Raja Dandamudi, United States has been granted the IPTA Scientific Congress Award
Association of the novel peripheral blood biomarkers donor–derived cell–free DNA (dd–cfDNA) and anellovirus (AnV) DNA load to post-transplant month 12 measured GFR and surveillance biopsy interstitial fibrosis amount in pediatric kidney transplantation (pKTx)
Raja Dandamudi1, Hongjie Gu3, Haley Gula1, Stuart Federman2, Robert Woodward2, Shamik Dholakia2, Charles Goss3, Kristine Wylie1, Vikas R. Dharnidharka1.
1Pediatrics, Washington University School of Medicine in St. Louis, St.Louis, MO, United States; 2Medical Affairs, CareDx Inc,, Brisbrane, CA, United States; 3Biostatistics, Washington University in St Louis, St Louis, MO, United States
Background: Post–pKTx 1–year allograft and patient survival rates are excellent, but longer-term graft survival (GS) has not improved much. Serum creatinine is an insensitive marker of acute rejection, nor does the creatinine–based 12 month estimated glomerular filtration rate (GFR) predict longer–term allograft survival well. Novel biomarkers such as dd–cfDNA and AnV DNA load provide key information on the net state of immunosuppression, but their association to longer term GS surrogate early markers are unknown.

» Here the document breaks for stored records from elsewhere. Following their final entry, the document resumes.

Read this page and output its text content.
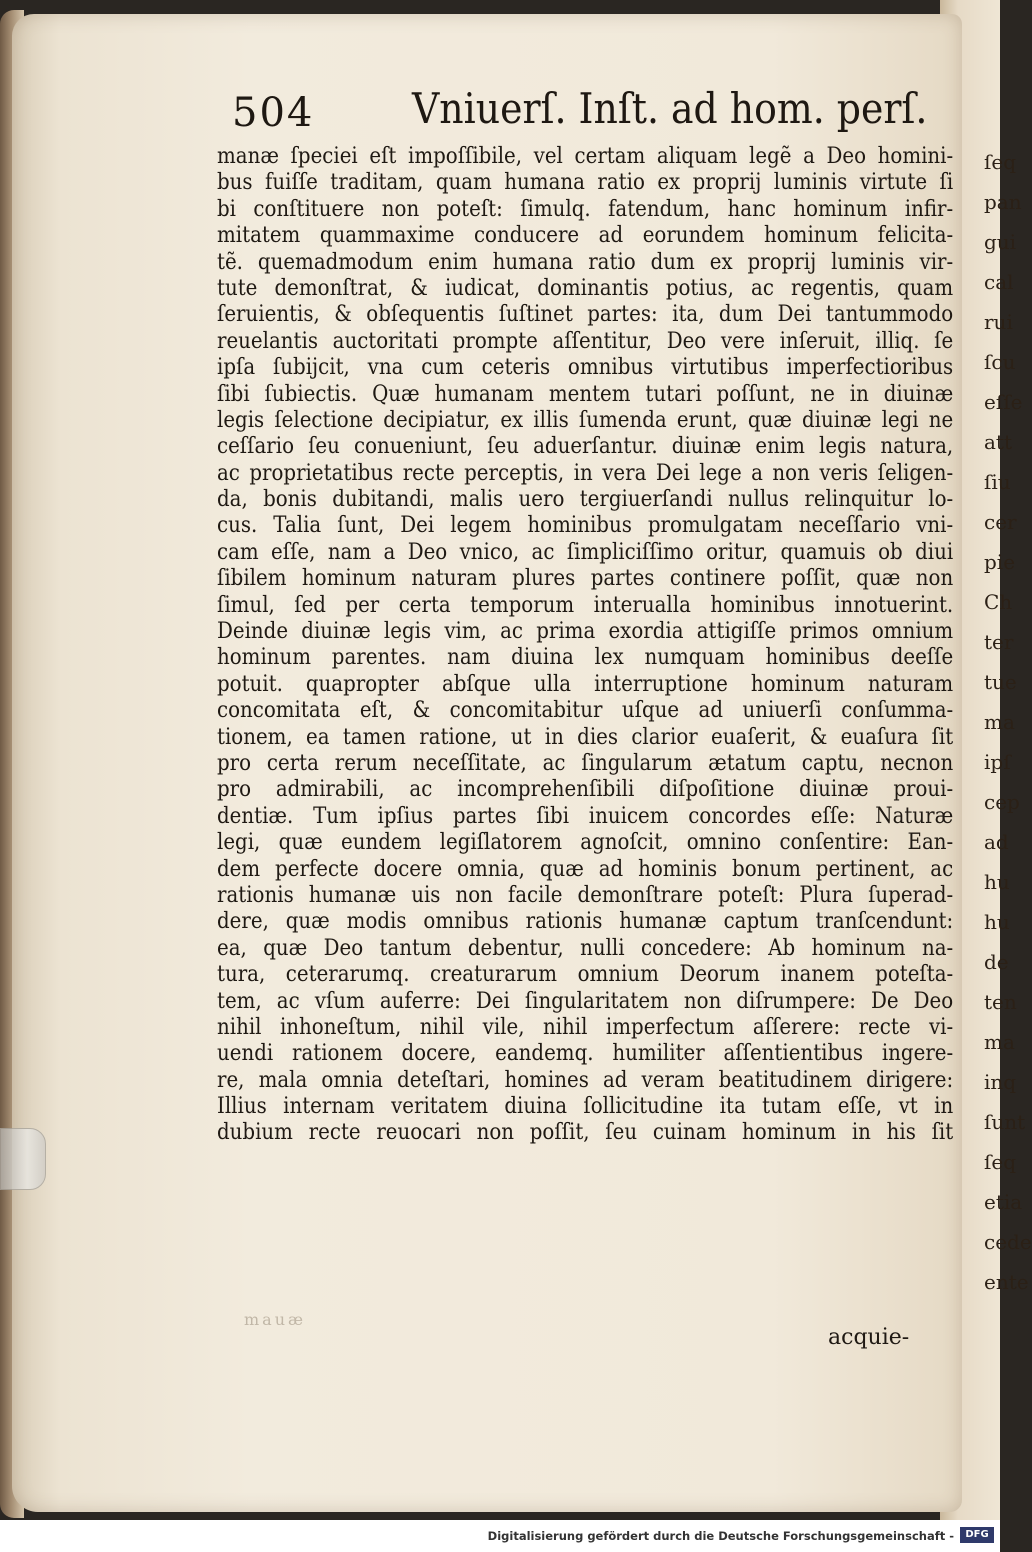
ſeq
pan
gui
cal
rui
ſcu
eſſe
att
ſiu
cer
pie
Ch
ter
tue
ma
ipſ
cep
ad
hu
hu
de
ten
ma
inq
ſunt
ſeq
etia
cede
ente
504 Vniuerſ. Inſt. ad hom. perſ.
manæ ſpeciei eſt impoſſibile, vel certam aliquam legẽ a Deo homini-
bus fuiſſe traditam, quam humana ratio ex proprij luminis virtute ſi
bi conſtituere non poteſt: ſimulq. fatendum, hanc hominum infir-
mitatem quammaxime conducere ad eorundem hominum felicita-
tẽ. quemadmodum enim humana ratio dum ex proprij luminis vir-
tute demonſtrat, & iudicat, dominantis potius, ac regentis, quam
ſeruientis, & obſequentis ſuſtinet partes: ita, dum Dei tantummodo
reuelantis auctoritati prompte aſſentitur, Deo vere inſeruit, illiq. ſe
ipſa ſubijcit, vna cum ceteris omnibus virtutibus imperfectioribus
ſibi ſubiectis. Quæ humanam mentem tutari poſſunt, ne in diuinæ
legis ſelectione decipiatur, ex illis ſumenda erunt, quæ diuinæ legi ne
ceſſario ſeu conueniunt, ſeu aduerſantur. diuinæ enim legis natura,
ac proprietatibus recte perceptis, in vera Dei lege a non veris ſeligen-
da, bonis dubitandi, malis uero tergiuerſandi nullus relinquitur lo-
cus. Talia ſunt, Dei legem hominibus promulgatam neceſſario vni-
cam eſſe, nam a Deo vnico, ac ſimpliciſſimo oritur, quamuis ob diui
ſibilem hominum naturam plures partes continere poſſit, quæ non
ſimul, ſed per certa temporum interualla hominibus innotuerint.
Deinde diuinæ legis vim, ac prima exordia attigiſſe primos omnium
hominum parentes. nam diuina lex numquam hominibus deeſſe
potuit. quapropter abſque ulla interruptione hominum naturam
concomitata eſt, & concomitabitur uſque ad uniuerſi conſumma-
tionem, ea tamen ratione, ut in dies clarior euaſerit, & euaſura ſit
pro certa rerum neceſſitate, ac ſingularum ætatum captu, necnon
pro admirabili, ac incomprehenſibili diſpoſitione diuinæ proui-
dentiæ. Tum ipſius partes ſibi inuicem concordes eſſe: Naturæ
legi, quæ eundem legiſlatorem agnoſcit, omnino conſentire: Ean-
dem perfecte docere omnia, quæ ad hominis bonum pertinent, ac
rationis humanæ uis non facile demonſtrare poteſt: Plura ſuperad-
dere, quæ modis omnibus rationis humanæ captum tranſcendunt:
ea, quæ Deo tantum debentur, nulli concedere: Ab hominum na-
tura, ceterarumq. creaturarum omnium Deorum inanem poteſta-
tem, ac vſum auferre: Dei ſingularitatem non diſrumpere: De Deo
nihil inhoneſtum, nihil vile, nihil imperfectum aſſerere: recte vi-
uendi rationem docere, eandemq. humiliter aſſentientibus ingere-
re, mala omnia deteſtari, homines ad veram beatitudinem dirigere:
Illius internam veritatem diuina ſollicitudine ita tutam eſſe, vt in
dubium recte reuocari non poſſit, ſeu cuinam hominum in his ſit
mauæ
acquie-
Digitalisierung gefördert durch die Deutsche Forschungsgemeinschaft -	DFG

Objective: To determine the association between higher dd–CFDNA or AnV DNA levels with these early surrogate markers.
Design/Methods: Our center performs surveillance biopsies (SB) and a measured iothalamate GFR (iGFR) at 12 months post-transplant. We measured dd–cfDNA levels and AnV levels (by PCR) from plasma and serum, respectively, that were banked prospectively and longitudinally in months 1–12 post-transplant, from pKTx between 2013–2019. Statistical analyses were performed using t–tests, with log-transformations for PCR values.
Results: Overall, 376 plasma or serum samples from 52 patients were included in the analysis, of whom 49 had available SB and 46 had iGFR results at 12 months. While numerically lower, there was no significant difference in iGFR values between the subjects who had an elevated dd–cfDNA (>1%) at any time (mean [±SD] iGFR 80.9 ± 37.3 vs 84.2 ± 28 in those whose dd–cfDNA always remained <0.5%, p = 0.76). The mean dd–––cfDNA level was 0.41% ± 0.33% in those with mild interstitial fibrosis (IF; n = 36) on 12 month SB vs 0.21% ± 0.10% in those with moderate or severe IF (n = 7, p = 0.18). AnV DNA loads were numerically higher but not significantly different between the two IF groups (mean log 16.4 ± 3.4 in mild IF vs 15.35 ± 4.7 in moderate/severe IF, p = 0.49). Patients whose AnV PCR loads exceeded the median 16.45 log at any time had a numerically lower but not significantly different mean 12 month iGFR 83.0 + 32.0 vs those who always stayed below the median AnV load (mean iGFR 86.9 + 23.6; p = 0.76).
Conclusion(s): While our study did not show any significant associations between higher dd–cfDNA or AnV levels with lower 12 month iGFR or lower SB IF rates, the numerical differences support a prospective multicenter study to determine if first year immunosuppression biomarkers associate with 12 month longer term GS surrogates.